To investigate whether an adenoviral-mediated soluble transforming growth factor-beta (TGF-β) type II receptor could ameliorate fibroproliferative change in rat irradiated lung. We used an adenoviral vector expressing a soluble TGF-β receptor (AdTβ-ExR), which adsorbs TGF-β and inhibits the function of the wild-type receptor as a dominant-negative mutant. Rats were i.v. injected with either 0.5 mL of AdTβ-ExR (1.0 × 10 9 plaque-forming units/mL) or AdLacZ (1.0 × 10 9 plaque-forming units/mL), a control adenovirus expressing bacterial β-galactosidase, or saline, then 3 days later they received 4-MV X-ray irradiation of 30 Gy in a single fraction to the right lung. Eight weeks after irradiation, the rats were killed, and their right lungs were examined histopathologically. The respiratory rates of all rats were observed with a charge-coupled device video system before the rats were irradiated and killed.
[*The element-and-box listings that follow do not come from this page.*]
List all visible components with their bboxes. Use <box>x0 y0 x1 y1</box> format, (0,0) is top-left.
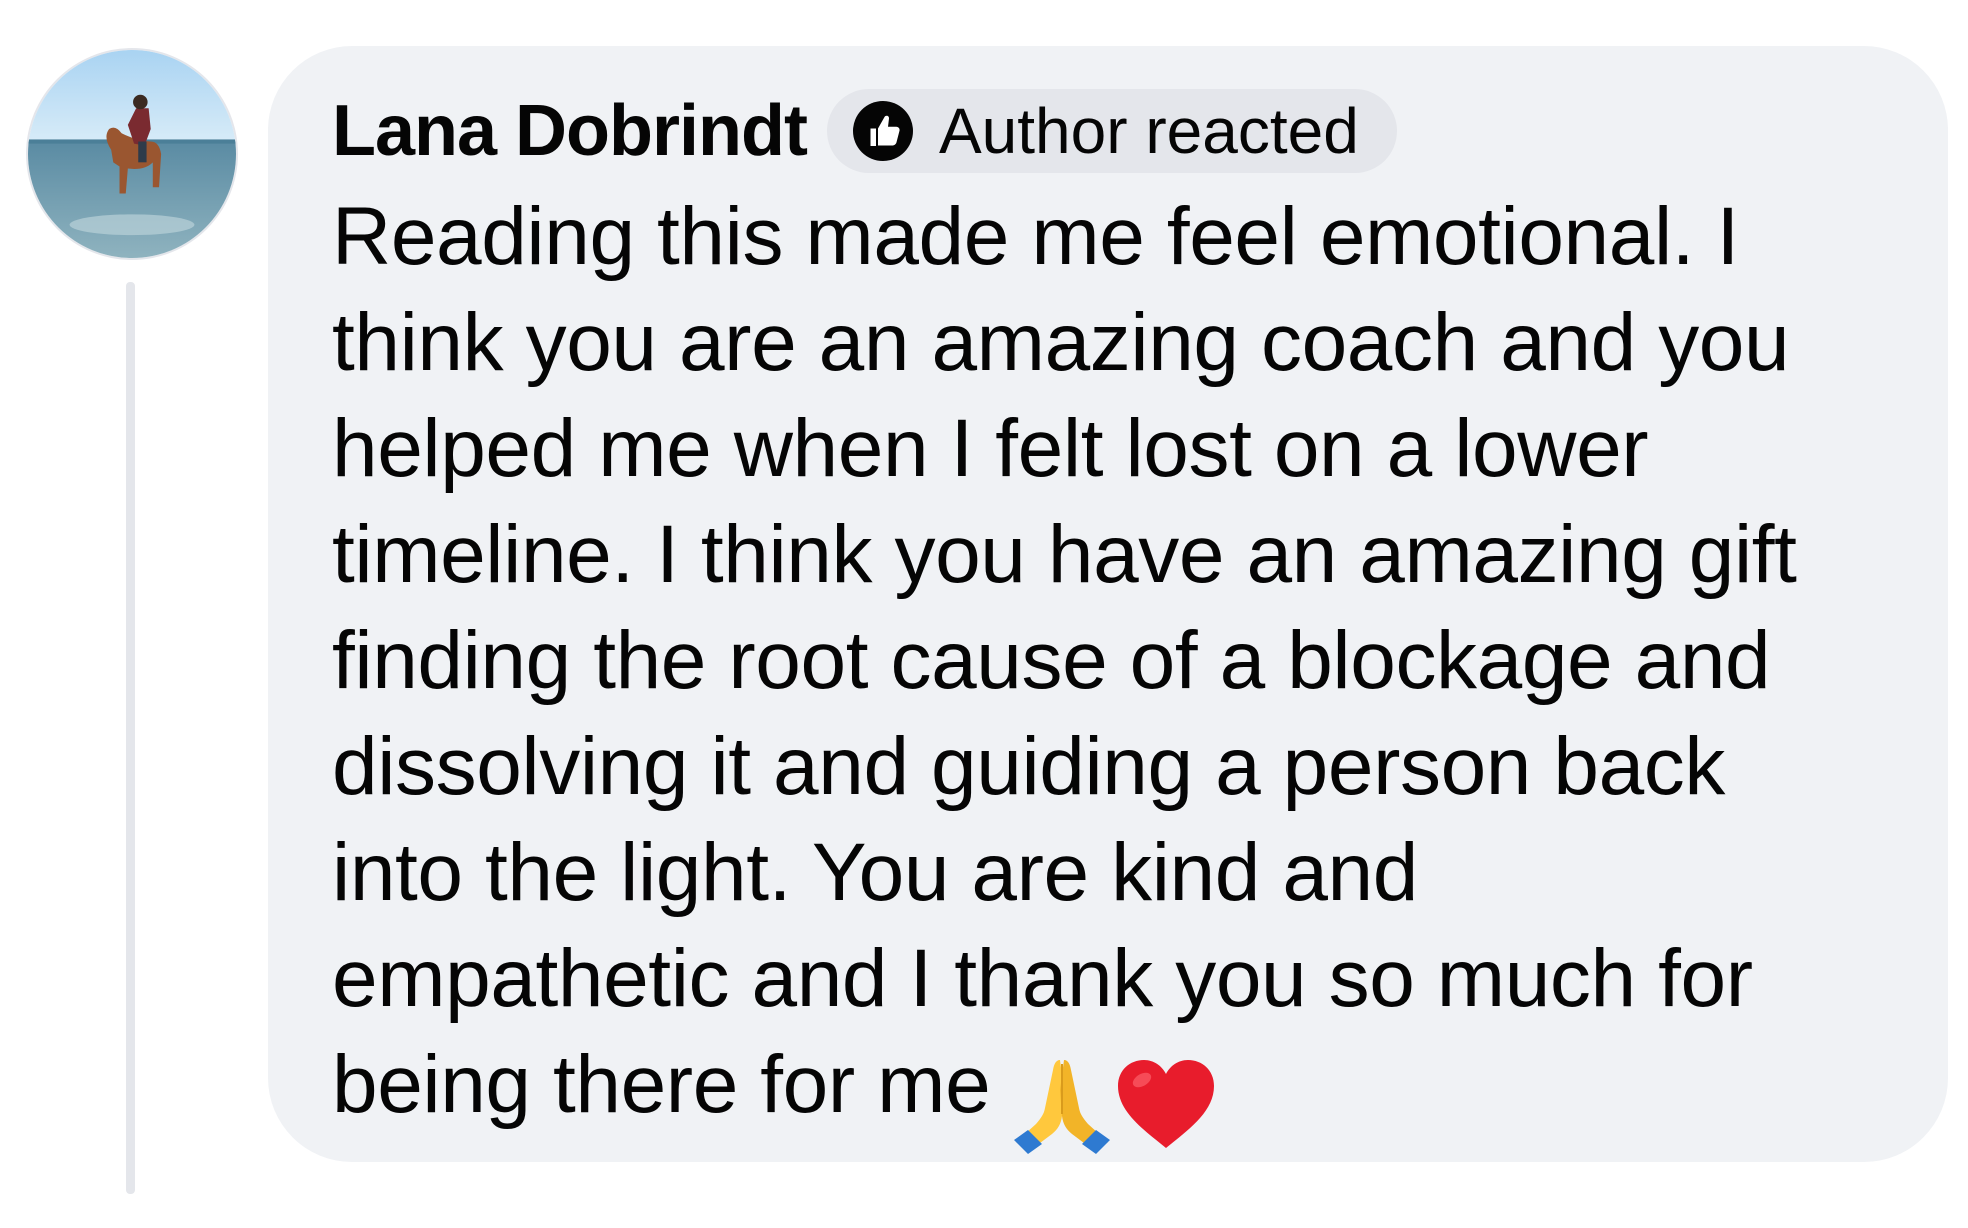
comment-header: Lana Dobrindt Author reacted <box>332 88 1397 174</box>
author-avatar[interactable] <box>28 50 236 258</box>
comment-line: finding the root cause of a blockage and <box>332 615 1771 706</box>
author-name[interactable]: Lana Dobrindt <box>332 90 808 172</box>
red-heart-emoji-icon <box>1114 1054 1218 1154</box>
author-reacted-badge: Author reacted <box>826 89 1397 173</box>
comment-line: helped me when I felt lost on a lower <box>332 403 1649 494</box>
reply-thread-line <box>126 282 135 1194</box>
comment-line: being there for me <box>332 1039 991 1130</box>
comment-line: timeline. I think you have an amazing gi… <box>332 509 1797 600</box>
avatar-photo-icon <box>28 50 236 258</box>
badge-label: Author reacted <box>938 95 1359 167</box>
comment-line: Reading this made me feel emotional. I <box>332 191 1739 282</box>
comment-line: think you are an amazing coach and you <box>332 297 1790 388</box>
thumbs-up-icon <box>852 101 913 161</box>
comment-line: empathetic and I thank you so much for <box>332 933 1753 1024</box>
comment-last-line: being there for me <box>332 1032 1797 1160</box>
emoji-group <box>1010 1054 1218 1160</box>
comment-line: into the light. You are kind and <box>332 827 1418 918</box>
comment-line: dissolving it and guiding a person back <box>332 721 1725 812</box>
comment-body: Reading this made me feel emotional. I t… <box>332 184 1797 1160</box>
folded-hands-emoji-icon <box>1010 1054 1114 1154</box>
A significant increase in breathing rates was observed in the saline- or AdLacZ-infected rats. The respiratory rate of the AdTβ-ExR–treated rats was significantly lower than that in the saline- or AdLacZ-infected rats. Fibroproliferative change in the irradiated lung was markedly reduced in the AdTβ-ExR–treated rats in comparison with the saline- or AdLacZ-infected rats. With respect to active TGF-β1 expression, myofibroblast proliferation, and macrophage/monocyte infiltration, the findings were identical to those for fibroproliferative change. Our results indicate that TGF-β plays a critical role in radiation-induced fibroproliferation of the lung and suggest that the adenoviral-mediated soluble TGF-β receptor may have potential for use in the amelioration of this intractable pulmonary damage.